Littegarde, con la camisa medio abierta y el cabello desordenado, llegó al pie de la tribuna de la mano del señor Friedrich, su amigo, cuyas rodillas temblaban, impresionado por la milagrosa salvación. Conforme avanzaban, la multitud retrocedía con respeto y asombro. Ambos se arrodillaron ante el emperador y él les besó en la frente. Después de pedir el armiño que llevaba su esposa y ponérselo en los hombros a Littegarde, tomó el brazo de ella ante los ojos de todos los caballeros que se habían reunido allí para llevarla a los aposentos del palacio imperial. Mientras el chambelán era despojado del sambenito que había vestido hasta entonces y se engalanaba con sombrero de plumas y manto de caballero, el emperador se volvió hacia el conde, que se agitaba pesaroso en la camilla, y, movido por un sentimiento de compasión, pues tampoco él había acudido con una intención criminal o blasfema al duelo que había significado su perdición, preguntó al médico que estaba a su lado si no había forma de que el desdichado se salvase.

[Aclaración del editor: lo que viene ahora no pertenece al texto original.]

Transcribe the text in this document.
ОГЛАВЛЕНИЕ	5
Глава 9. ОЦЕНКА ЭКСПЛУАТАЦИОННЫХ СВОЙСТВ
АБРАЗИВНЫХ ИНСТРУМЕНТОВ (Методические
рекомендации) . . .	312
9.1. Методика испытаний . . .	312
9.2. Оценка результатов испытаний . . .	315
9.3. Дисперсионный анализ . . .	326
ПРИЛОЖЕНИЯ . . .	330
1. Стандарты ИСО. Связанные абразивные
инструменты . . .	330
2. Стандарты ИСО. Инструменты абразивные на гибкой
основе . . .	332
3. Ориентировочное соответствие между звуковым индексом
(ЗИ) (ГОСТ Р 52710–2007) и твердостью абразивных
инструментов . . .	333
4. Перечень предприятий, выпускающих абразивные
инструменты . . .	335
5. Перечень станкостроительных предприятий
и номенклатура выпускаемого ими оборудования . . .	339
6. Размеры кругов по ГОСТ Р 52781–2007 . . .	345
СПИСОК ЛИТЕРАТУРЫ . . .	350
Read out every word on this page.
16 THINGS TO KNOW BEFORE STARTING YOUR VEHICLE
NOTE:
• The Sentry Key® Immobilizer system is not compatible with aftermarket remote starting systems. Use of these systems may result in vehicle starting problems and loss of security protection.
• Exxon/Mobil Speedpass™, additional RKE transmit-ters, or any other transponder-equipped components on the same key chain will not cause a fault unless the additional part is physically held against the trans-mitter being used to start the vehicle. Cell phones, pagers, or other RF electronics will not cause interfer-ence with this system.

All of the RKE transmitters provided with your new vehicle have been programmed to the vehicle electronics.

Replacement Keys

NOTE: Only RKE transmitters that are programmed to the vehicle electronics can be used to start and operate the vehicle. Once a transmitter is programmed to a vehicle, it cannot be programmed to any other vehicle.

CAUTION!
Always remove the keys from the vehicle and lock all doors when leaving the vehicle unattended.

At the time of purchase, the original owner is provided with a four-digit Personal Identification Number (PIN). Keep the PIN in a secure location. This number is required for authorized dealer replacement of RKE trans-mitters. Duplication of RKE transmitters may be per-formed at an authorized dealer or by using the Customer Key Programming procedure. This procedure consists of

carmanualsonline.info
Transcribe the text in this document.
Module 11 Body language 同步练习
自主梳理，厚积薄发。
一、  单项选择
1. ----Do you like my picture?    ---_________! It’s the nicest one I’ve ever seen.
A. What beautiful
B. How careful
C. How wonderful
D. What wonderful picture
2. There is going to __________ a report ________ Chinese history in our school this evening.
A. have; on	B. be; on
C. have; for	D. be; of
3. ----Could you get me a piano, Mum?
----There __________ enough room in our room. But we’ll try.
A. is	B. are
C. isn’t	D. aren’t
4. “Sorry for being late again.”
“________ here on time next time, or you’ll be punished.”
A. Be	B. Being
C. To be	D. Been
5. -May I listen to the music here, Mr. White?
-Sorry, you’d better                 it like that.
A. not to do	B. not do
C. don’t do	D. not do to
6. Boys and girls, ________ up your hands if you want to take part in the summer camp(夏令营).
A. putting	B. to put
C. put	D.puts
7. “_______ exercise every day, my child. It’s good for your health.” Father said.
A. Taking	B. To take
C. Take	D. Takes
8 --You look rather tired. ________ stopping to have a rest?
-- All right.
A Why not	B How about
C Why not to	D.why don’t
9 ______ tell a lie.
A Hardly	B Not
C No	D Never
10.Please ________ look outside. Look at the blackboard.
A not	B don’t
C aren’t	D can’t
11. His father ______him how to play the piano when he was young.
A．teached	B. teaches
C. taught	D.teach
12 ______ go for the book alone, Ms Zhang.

—¡Es inútil! —respondió Jacob Barbarroja, mientras se apoyaba en el seno de su médico entre espantosos espasmos—. ¡Merezco la muerte que voy a tener! Puesto que el brazo de la justicia humana no caerá ya sobre mí, sabed que yo soy el asesino de mi hermano, el noble duque Wilhelm von Breysach. ¡Yo pagué a un malvado para que le abatiera y le proporcioné una flecha de mi armería para que hiciera su trabajo; de ese modo creí asegurarme la corona!

Después de pronunciar estas palabras, se desplomó en la camilla y exhaló su negra alma.

—¡Ay, el duque, mi esposo, lo sabía! —exclamó la duquesa regente, que estaba al lado del emperador, después de bajar de la tribuna con el séquito de la emperatriz—. ¡Fue esto lo que me dijo en el momento de su muerte con palabras entrecortadas, que en aquellos momentos no acabé de entender!

—¡No pienses que el brazo de la justicia no caerá sobre tu cadáver! ¡Cogedlo! —exclamó el emperador indignado, volviéndose hacía los esbirros—. ¡Ya ha sido juzgado, entregadlo inmediatamente a los verdugos! ¡Que arda en la pira en la que, por su culpa, hemos estado a punto de sacrificar a dos inocentes, y su memoria se cubra de vergüenza!

Luego, mientras el cadáver de aquel miserable se consumía entre las brasas y sus cenizas eran dispersadas en todas las direcciones por el viento del norte, condujo a la señora Littegarde al palacio, escoltada por todos sus caballeros, y firmó una resolución imperial para restituirle su herencia paterna, de la que sus hermanos se habían apoderado con tanta avaricia y escasa nobleza. Tres semanas después, en el palacio de los Von Breysach, se celebró la boda de estos dos novios tan especiales, a la que asistió la duquesa regente que, muy satisfecha por el cambio que se había producido en la situación, entregó a Littegarde gran parte de las posesiones del conde, que por ley iban a recaer sobre ella, como regalo de bodas. El emperador, por su parte, se acercó al señor Friedrich después del enlace y le honró colgándole una cadena con el toisón. En cuanto los asuntos que debía atender en Suiza se lo permitieron, regresó a Worms, donde mandó modificar los estatutos que rigen el sagrado juicio de Dios, y en el pasaje donde se habla de su eficacia para que la culpa salga inmediatamente a la luz añadió las palabras: «Si ésa es la voluntad de Dios».